System b^0,+ absorbs lysine, arginine, ornithine, and cystine, as well as some (large) neutral amino acids in the mammalian kidney and intestine. It is a heteromeric amino acid transporter made of the heavy subunit SLC3A1/rBAT and the light subunit SLC7A9/b^0,+AT. Mutations in these two genes can cause cystinuria in mammals. To extend information on this transport system to teleost fish, we focused on the slc3a1 and slc7a9 genes by performing comparative and phylogenetic sequence analysis, investigating gene conservation during evolution (synteny), and defining early expression patterns during zebrafish (Danio rerio) development. Notably, we found that slc3a1 and slc7a9 are non-duplicated in the zebrafish genome. Whole-mount in situ hybridization detected co-localized expression of slc3a1 and slc7a9 in pronephric ducts at 24 h post-fertilization and in the proximal convoluted tubule at 3 days post-fertilization (dpf). Notably, both the genes showed co-localized expression in epithelial cells in the gut primordium at 3 dpf and in the intestine at 5 dpf (onset of exogenous feeding). Taken together, these results highlight the value of slc3a1 and slc7a9 as markers of zebrafish kidney and intestine development and show promise for establishing new zebrafish tools that can aid in the rapid screening(s) of substrates. Importantly, such studies will help clarify the complex interplay between the absorption of dibasic amino acids, cystine, and (large) neutral amino acids and the effect(s) of such nutrients on organismal growth.
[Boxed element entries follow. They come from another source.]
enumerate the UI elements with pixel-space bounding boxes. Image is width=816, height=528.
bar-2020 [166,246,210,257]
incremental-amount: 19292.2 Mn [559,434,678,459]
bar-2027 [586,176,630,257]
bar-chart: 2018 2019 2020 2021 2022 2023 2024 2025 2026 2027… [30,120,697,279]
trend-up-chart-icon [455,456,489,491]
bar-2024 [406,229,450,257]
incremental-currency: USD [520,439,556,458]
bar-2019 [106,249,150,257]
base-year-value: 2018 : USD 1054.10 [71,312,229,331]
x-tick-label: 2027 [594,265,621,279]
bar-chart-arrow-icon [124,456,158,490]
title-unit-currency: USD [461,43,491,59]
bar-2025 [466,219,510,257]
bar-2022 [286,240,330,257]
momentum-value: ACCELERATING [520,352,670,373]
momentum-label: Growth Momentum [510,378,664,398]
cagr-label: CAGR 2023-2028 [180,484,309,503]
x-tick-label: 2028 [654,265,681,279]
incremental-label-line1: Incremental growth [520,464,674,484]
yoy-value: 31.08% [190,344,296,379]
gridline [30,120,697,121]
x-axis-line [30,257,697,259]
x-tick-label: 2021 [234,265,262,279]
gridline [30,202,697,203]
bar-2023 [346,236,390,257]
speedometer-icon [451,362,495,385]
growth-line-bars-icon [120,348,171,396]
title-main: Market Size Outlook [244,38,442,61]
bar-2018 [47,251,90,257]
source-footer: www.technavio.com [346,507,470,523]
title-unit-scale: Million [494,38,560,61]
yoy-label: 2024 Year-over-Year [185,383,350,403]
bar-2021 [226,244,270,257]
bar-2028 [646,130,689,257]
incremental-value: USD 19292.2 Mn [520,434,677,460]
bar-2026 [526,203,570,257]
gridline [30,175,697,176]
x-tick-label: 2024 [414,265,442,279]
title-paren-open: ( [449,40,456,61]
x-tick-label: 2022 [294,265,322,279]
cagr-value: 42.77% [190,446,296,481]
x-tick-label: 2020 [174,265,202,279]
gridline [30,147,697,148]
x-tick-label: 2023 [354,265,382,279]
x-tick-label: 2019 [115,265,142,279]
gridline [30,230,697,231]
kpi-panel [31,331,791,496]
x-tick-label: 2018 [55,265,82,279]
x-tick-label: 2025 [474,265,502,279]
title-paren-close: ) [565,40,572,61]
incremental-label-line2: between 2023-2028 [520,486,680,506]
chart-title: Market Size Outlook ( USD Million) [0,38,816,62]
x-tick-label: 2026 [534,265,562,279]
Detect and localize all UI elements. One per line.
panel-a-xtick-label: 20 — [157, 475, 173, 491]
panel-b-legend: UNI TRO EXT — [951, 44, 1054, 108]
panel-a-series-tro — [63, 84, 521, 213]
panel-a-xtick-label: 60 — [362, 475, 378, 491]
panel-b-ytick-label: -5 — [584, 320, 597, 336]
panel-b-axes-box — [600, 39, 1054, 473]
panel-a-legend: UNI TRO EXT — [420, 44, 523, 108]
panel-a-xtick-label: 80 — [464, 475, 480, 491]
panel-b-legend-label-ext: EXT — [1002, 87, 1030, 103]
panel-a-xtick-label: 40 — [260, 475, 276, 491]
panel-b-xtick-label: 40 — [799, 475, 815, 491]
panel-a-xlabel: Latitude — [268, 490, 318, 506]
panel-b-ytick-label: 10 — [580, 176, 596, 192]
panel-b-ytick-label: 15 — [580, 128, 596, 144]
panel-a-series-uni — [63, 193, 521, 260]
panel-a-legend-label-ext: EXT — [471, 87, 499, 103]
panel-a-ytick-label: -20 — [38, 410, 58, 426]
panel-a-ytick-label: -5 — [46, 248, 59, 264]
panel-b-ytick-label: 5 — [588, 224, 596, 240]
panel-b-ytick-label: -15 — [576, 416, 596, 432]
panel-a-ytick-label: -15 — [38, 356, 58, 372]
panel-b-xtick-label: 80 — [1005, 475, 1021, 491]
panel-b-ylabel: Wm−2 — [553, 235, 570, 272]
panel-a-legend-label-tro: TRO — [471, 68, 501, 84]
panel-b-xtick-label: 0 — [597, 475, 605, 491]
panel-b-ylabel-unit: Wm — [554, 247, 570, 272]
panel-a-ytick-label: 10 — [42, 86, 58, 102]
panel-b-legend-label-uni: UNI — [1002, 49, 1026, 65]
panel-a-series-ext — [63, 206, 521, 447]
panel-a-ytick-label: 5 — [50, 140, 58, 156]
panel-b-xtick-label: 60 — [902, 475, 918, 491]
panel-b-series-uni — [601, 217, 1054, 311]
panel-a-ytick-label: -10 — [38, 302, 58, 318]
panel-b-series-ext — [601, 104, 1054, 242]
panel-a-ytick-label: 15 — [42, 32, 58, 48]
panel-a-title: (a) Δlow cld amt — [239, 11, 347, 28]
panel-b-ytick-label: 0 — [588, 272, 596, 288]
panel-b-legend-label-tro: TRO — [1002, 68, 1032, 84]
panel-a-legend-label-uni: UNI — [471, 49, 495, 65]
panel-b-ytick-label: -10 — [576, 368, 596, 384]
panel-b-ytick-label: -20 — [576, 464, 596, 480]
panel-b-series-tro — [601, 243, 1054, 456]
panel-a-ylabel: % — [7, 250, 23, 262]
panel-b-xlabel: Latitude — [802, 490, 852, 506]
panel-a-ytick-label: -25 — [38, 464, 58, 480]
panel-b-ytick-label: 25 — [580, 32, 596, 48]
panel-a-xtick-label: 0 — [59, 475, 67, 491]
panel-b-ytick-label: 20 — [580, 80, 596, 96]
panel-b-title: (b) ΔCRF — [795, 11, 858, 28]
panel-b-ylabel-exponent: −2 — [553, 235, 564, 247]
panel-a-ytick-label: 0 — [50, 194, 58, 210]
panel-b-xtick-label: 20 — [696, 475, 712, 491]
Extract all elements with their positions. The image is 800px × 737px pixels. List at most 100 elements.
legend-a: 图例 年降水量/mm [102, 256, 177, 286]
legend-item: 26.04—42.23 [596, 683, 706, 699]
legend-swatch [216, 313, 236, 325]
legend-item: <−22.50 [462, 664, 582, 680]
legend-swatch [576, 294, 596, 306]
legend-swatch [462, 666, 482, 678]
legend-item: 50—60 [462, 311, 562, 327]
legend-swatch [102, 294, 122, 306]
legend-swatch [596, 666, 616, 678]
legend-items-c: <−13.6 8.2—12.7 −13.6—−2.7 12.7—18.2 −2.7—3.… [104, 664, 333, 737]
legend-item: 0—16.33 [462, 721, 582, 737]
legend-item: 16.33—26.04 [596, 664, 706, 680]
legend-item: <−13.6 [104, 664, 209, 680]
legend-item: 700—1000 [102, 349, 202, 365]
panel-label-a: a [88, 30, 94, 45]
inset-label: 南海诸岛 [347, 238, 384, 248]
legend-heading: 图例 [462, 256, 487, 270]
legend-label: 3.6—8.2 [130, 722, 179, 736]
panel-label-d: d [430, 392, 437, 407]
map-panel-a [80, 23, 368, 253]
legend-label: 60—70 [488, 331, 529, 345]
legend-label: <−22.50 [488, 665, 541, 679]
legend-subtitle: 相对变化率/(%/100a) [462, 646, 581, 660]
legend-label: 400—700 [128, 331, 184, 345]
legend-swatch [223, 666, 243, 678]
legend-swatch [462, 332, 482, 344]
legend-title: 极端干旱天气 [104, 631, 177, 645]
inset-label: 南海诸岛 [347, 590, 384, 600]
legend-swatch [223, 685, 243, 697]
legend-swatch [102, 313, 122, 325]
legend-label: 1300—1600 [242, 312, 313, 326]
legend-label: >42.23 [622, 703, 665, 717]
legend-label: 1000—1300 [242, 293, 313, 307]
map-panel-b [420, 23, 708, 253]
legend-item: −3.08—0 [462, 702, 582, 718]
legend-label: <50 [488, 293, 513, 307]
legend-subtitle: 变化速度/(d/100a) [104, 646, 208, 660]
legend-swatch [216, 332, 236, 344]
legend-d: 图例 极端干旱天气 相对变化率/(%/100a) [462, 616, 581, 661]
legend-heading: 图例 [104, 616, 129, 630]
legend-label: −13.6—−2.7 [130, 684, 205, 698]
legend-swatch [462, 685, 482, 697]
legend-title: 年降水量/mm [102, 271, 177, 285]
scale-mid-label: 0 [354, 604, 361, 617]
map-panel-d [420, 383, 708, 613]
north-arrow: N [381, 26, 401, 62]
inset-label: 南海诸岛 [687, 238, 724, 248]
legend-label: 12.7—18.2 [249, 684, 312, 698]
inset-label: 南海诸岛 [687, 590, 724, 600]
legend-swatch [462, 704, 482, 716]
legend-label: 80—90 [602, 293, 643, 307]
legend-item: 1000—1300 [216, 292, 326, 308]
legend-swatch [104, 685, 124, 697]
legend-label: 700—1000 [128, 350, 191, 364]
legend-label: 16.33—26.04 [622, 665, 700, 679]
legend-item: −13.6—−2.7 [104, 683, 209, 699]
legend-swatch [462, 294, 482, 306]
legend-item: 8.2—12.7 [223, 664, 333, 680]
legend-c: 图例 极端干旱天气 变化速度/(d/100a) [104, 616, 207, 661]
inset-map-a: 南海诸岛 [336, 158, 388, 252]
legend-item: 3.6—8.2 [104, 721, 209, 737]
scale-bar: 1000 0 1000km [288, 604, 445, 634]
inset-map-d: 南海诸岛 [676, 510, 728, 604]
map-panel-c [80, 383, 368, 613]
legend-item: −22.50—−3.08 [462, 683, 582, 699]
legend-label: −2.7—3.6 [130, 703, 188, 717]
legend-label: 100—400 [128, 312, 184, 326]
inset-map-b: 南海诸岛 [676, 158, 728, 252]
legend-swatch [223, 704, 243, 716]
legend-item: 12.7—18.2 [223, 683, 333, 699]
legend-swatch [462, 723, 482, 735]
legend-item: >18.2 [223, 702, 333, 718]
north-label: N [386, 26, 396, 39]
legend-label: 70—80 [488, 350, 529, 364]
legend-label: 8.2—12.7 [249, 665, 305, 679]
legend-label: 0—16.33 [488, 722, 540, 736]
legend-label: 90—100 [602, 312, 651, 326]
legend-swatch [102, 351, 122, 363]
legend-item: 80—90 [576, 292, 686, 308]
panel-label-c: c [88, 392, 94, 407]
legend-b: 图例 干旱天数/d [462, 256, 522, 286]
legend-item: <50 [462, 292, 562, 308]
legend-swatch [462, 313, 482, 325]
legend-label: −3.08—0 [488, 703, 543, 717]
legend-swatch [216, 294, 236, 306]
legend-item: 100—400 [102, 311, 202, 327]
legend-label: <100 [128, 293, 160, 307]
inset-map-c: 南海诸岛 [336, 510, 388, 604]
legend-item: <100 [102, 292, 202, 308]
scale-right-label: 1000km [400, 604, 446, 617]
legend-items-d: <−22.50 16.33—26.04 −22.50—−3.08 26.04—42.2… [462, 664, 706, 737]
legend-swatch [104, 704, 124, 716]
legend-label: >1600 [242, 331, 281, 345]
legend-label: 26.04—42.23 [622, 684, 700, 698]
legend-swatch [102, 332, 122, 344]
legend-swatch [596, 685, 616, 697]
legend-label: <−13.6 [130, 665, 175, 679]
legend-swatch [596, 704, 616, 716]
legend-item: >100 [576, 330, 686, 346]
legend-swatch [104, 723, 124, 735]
系统 b ^0,+吸收赖氨酸、精氨酸、鸟氨酸和胱氨酸，以及哺乳动物肾脏和肠道中的一些（大）中性氨基酸。它是由重亚基 SLC3A1/rBAT 和轻亚基 SLC7A9/b ^0,+ AT 组成的异聚氨基酸转运蛋白。这两个基因的突变会导致哺乳动物的胱氨酸尿症。为了将有关此运输系统的信息扩展到硬骨鱼，我们通过执行比较和系统发育序列分析、研究进化过程中的基因保守性（同线性）以及定义斑马鱼 ( Danio rerio ) 发育过程中的早期表达模式，将重点放在slc3a1和slc7a9基因上。值得注意的是，我们发现slc3a1和slc7a9在斑马鱼基因组中不重复。整体原位杂交检测到slc3a1和slc7a9在受精后 24 小时前肾管和受精后 3 天 (dpf) 近曲小管中的共定位表达。值得注意的是，这两个基因在 3 dpf 的肠道原基和 5 dpf 的肠道（外源性喂养开始）的上皮细胞中均表现出共定位表达。综合起来，这些结果突出了slc3a1和slc7a9的价值作为斑马鱼肾脏和肠道发育的标志物，并有望建立有助于快速筛选底物的新型斑马鱼工具。重要的是，此类研究将有助于阐明二元氨基酸、胱氨酸和（大）中性氨基酸的吸收与此类营养素对生物体生长的影响之间复杂的相互作用。